Die Rückweichstrategie des Waffenstillstands war den israelischen Kriegsplänen vom ersten Moment des II. Krieges im Libanon an eingebaut. Die Juden bombardierten die Zivilbevölkerung im Libanon. Obwohl das Massaker von Kana das berüchtigtste ist, gibt es Dutzende von Kanas, genau wie das Deir-Yassin-Massaker 1949 nur das berüchtigtste unter vielen anderen war. Die israelische Zivilbevölkerung litt ebenso und die Palästinenser von Galiläa („Israelische Araber“) litten am meisten, da die israelische Artillerie den Libanon von ihren schutzlosen Dörfern aus beschoss, Gegenfeuer erwartend und verursachend, sehr zur Freude jüdischer Nationalisten.

Als das Weltgewissen ein Ende des Schlachtens Unschuldiger forderte, präsentierte Israel über seine verbündete Supermacht, die USA, ein Ultimatum, nämlich: wenn ihr wollt, dass wir das Töten beenden, bitte, macht die Arbeit für uns, entwaffnet den Widerstand, macht ein Embargo gegen ihre Waffenlieferungen, rekolonialisiert den Libanon so dass uns, wenn wir den Krieg fortsetzen, der Libanon wie eine reife Frucht in die Hände fallen wird.

Nur die Standfestigkeit und der Mut der Hisbollah-Kämpfer bewegte die Franzosen, den israelisch-amerikanischen Entwurf ein wenig zu verbessern; obwohl er so großzügig blieb wie Shylocks Darlehensbedingungen. Der Sicherheitsrat erinnerte mich an den Schiedsrichter in einer Kurzgeschichte von Jack London, „The Mexican“.

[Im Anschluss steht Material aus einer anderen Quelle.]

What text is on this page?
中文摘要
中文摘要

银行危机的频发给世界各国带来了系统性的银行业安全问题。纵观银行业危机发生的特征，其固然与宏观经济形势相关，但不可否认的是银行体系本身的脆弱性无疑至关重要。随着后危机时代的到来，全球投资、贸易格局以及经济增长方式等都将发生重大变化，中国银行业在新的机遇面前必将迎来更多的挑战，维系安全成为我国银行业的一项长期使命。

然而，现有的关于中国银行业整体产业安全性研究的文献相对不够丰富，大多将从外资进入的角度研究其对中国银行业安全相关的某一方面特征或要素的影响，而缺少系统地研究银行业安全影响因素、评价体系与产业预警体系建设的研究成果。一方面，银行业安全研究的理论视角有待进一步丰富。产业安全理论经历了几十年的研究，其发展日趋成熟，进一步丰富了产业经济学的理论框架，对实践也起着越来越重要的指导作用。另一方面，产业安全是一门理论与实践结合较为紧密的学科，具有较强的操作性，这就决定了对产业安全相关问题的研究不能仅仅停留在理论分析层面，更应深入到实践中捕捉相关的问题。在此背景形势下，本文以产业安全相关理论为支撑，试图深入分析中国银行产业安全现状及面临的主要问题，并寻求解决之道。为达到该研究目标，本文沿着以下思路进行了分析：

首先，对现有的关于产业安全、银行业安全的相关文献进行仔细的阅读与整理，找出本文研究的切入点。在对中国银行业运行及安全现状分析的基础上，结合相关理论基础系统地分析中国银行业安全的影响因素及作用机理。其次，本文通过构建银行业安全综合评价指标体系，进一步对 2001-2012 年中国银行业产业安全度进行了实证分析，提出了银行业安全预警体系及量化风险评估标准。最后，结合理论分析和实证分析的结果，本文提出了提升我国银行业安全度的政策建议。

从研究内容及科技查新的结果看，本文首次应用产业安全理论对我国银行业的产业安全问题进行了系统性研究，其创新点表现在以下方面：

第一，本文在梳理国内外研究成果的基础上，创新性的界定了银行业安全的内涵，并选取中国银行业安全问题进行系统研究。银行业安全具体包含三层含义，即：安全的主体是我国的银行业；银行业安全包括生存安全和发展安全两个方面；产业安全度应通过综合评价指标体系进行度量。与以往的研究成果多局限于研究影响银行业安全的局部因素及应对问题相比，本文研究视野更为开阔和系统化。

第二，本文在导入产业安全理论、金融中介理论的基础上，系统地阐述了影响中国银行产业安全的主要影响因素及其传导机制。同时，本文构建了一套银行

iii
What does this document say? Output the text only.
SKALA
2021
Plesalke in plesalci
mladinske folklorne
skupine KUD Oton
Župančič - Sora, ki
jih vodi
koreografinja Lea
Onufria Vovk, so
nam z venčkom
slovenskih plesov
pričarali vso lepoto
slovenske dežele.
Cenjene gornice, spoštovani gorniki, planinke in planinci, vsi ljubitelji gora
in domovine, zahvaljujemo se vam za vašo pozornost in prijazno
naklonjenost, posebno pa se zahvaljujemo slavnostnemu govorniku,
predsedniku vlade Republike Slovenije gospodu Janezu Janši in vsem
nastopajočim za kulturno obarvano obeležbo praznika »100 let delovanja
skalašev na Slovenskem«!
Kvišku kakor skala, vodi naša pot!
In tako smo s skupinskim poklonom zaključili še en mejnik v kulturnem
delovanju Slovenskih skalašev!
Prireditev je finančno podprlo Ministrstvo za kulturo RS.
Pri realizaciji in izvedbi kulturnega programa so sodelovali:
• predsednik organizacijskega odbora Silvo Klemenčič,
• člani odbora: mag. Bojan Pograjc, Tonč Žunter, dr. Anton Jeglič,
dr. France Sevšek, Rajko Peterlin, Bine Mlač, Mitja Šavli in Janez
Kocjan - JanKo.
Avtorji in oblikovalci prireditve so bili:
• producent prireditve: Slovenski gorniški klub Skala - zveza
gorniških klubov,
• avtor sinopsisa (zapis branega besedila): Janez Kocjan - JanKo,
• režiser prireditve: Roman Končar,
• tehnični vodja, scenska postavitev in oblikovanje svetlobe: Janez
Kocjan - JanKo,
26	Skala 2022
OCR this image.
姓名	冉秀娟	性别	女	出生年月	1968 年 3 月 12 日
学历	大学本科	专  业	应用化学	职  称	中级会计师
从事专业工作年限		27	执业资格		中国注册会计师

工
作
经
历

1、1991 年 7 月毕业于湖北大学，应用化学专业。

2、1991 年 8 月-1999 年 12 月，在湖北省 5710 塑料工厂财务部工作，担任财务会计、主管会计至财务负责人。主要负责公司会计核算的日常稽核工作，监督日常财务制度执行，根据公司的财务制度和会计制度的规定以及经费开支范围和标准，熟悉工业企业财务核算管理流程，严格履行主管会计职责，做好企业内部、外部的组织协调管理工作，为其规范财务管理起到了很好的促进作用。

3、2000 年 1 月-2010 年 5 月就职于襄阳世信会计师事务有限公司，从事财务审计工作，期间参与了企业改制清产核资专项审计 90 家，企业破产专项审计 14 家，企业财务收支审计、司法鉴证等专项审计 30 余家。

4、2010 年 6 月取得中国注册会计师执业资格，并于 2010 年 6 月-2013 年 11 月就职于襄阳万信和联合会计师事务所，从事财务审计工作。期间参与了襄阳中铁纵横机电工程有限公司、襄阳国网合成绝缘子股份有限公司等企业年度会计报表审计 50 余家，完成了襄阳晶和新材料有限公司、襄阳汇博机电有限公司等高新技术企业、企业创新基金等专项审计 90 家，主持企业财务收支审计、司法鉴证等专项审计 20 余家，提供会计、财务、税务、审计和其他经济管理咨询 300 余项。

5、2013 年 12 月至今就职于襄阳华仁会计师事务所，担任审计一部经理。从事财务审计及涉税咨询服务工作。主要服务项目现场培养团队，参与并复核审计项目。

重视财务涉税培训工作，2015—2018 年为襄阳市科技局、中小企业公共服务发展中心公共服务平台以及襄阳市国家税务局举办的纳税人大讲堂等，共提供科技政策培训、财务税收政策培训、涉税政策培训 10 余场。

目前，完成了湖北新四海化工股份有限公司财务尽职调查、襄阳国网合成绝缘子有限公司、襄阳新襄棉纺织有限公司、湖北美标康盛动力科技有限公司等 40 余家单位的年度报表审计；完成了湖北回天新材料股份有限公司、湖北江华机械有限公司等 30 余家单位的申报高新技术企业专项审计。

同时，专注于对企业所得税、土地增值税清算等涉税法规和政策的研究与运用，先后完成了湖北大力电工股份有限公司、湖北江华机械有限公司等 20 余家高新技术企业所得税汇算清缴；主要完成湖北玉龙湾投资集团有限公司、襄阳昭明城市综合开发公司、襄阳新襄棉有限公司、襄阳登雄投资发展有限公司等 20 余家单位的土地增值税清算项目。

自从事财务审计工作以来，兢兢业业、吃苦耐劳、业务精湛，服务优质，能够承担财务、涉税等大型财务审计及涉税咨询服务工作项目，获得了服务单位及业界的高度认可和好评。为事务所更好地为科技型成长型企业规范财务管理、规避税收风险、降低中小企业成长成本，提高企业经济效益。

Die Hauptperson, ein geschmeidiger mexikanischer Junge, Rivera, wird gegen einen großen Schwergewichtsboxer, Danny, kämpfen, einen Tyson seiner Zeit. Für den großen Preis muss er Gewehre für die Revolution kaufen. Zuerst greift Danny an: „Es war kein Kampf. Es war ein Schlachten, ein Massaker. Danny zeigte tatsächlich, was er tun konnte – eine großartige Vorführung. So sehr war sich das Publikum sicher, dass es nicht mitbekam, dass der Mexikaner auf den Füßen blieb. Es vergaß Rivera. Es sah ihn kaum, so dicht war er verwickelt in Dannys menschenfressende Attacke. Dann passierte etwas Erstaunliches. Rivera stand alleine. Danny, der gewaltige Danny, lag auf seinem Rücken. Der Schiedsrichter kreiste dazwischen und Rivera erkannte, dass die Sekunden, die er zählte, sehr langsam waren. Alle Gringos waren gegen ihn, sogar der Schiedsrichter. Bei ‚neun’ gab der Schiedsrichter Rivera einen scharfen Stoß rückwärts. Es war unfair aber ermöglichte Danny, sich zu erheben.“ Und bei jeder Gelegenheit „arbeitete der Schiedsrichter indem er ihn wegzog, so dass er getroffen werden konnte und gab Danny jede Chance, die ein unfairer Schiedsrichter geben konnte“, fährt Jack London fort. Jedoch, trotz dieses Vorteils wurde Tyson geschlagen. Die Standfestigkeit und Opferbereitschaft des schlanken Mexikaners erlaubte es ihm, den Gegner zu schlagen, bevor der Schiedsrichter und die Polizisten seinen Sieg stehlen konnten.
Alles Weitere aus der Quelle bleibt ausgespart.